Marines Perez Santos is an unusual Maya weaver: He is male. As a child, Marines would help his mother prepare her backstrap loom for weaving by setting up the warp, or the set of threads placed lengthwise on the loom. One day, when he was around 10 years old, he asked his mother, master weaver Drusila Santos de Perez, to teach him. There, surrounded by his sisters, he began to learn.
Weaving is traditionally considered women’s work in Guatemala, so Marines is something of a peculiarity – at least publicly. “About 20 percent of men are closet weavers,” he said in his thick Guatemalan accent. “They are ashamed to go public. I never have that problem, so I’ve been weaving since I was a little one.”

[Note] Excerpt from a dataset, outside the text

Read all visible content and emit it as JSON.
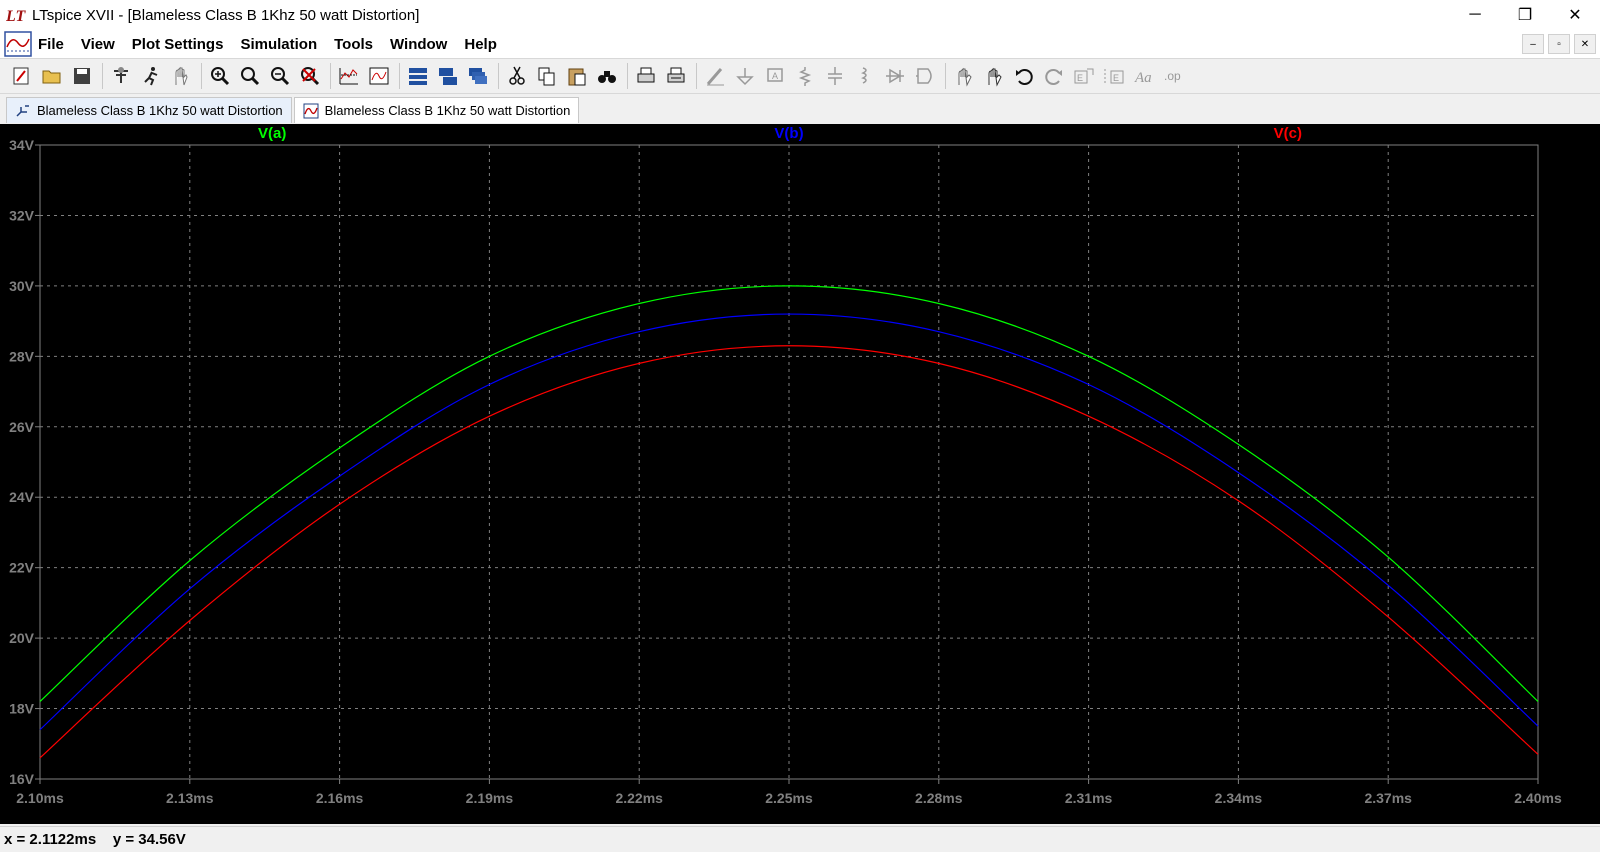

Maya weavings from three generations of the Perez family are featured in the Schweinfurth Art Center’s current fall exhibit, Maya Textiles and Identity in Guatemala. Marines himself will be demonstrating his backstrap weaving skills at 1 and 3 p.m. Saturday, Oct. 13, 2018, at the art center, in Auburn. Exhibit curator Carol Ann Lorenz, a Colgate University professor, will give a guided tour at 2 p.m. that day.
Maya weaving was born out of the necessity to make clothing. Drusila’s mother taught her the art that kept her family in clothing, and she passed it down to her four daughters and Marines. The family became known as some of the best weavers in their village, San Antonio Aguas Calientes, which was already considered to be turning out some of the best quality weavings in the country.
Marines came to the United States in 1976 after a strong earthquake devastated many villages. He brought Maya clothing and sold it in this country, going back regularly to bring back more textiles. He traveled the country for years, giving lectures, demonstrating backstrap weaving, and teaching the skill to others at colleges and museums, before settling in Santa Fe, NM.
That’s how he met Carol Ann Lorenz, who curated the Schweinfurth’s exhibit with textiles from her personal collection. Lorenz first met Marines when he visited Hobart and William Smith Colleges, and she continued to work with the Perez family while teaching at Colgate.
Maya weaving is a dying art, Marines said. Because it takes about a month to weave enough material for a traditional blouse, or huipil, a weaver makes the equivalent of 5 cents an hour or less. “I don’t know of any weaver who makes a living at weaving,” he said, adding that it’s cheaper to buy clothing at the Walmart in Guatemala City. “My sisters don’t weave anymore.”
Marines said he is honored to have his family’s work included in Lorenz’s exhibit. “I’m proud of where I come from,” he said. “I’m proud of my family. But it’s not just my family that is being featured, but the whole community. I’m proud to come and promote my culture.”
What: Demonstration of backstrap weaving and guided tour of “Maya Textiles and Identity in Guatemala”
Who: Guatemalan native Marines Perez Santos and Colgate University Professor Carol Ann Lorenz
When: 1 to 5 p.m. Saturday, Oct. 13, 2018
Where: Schweinfurth Art Center, 205 Genesee St., Auburn
Cost: Free and open to the public
Details: Demonstrations are at 1 and 3 p.m. Tour is at 2 p.m.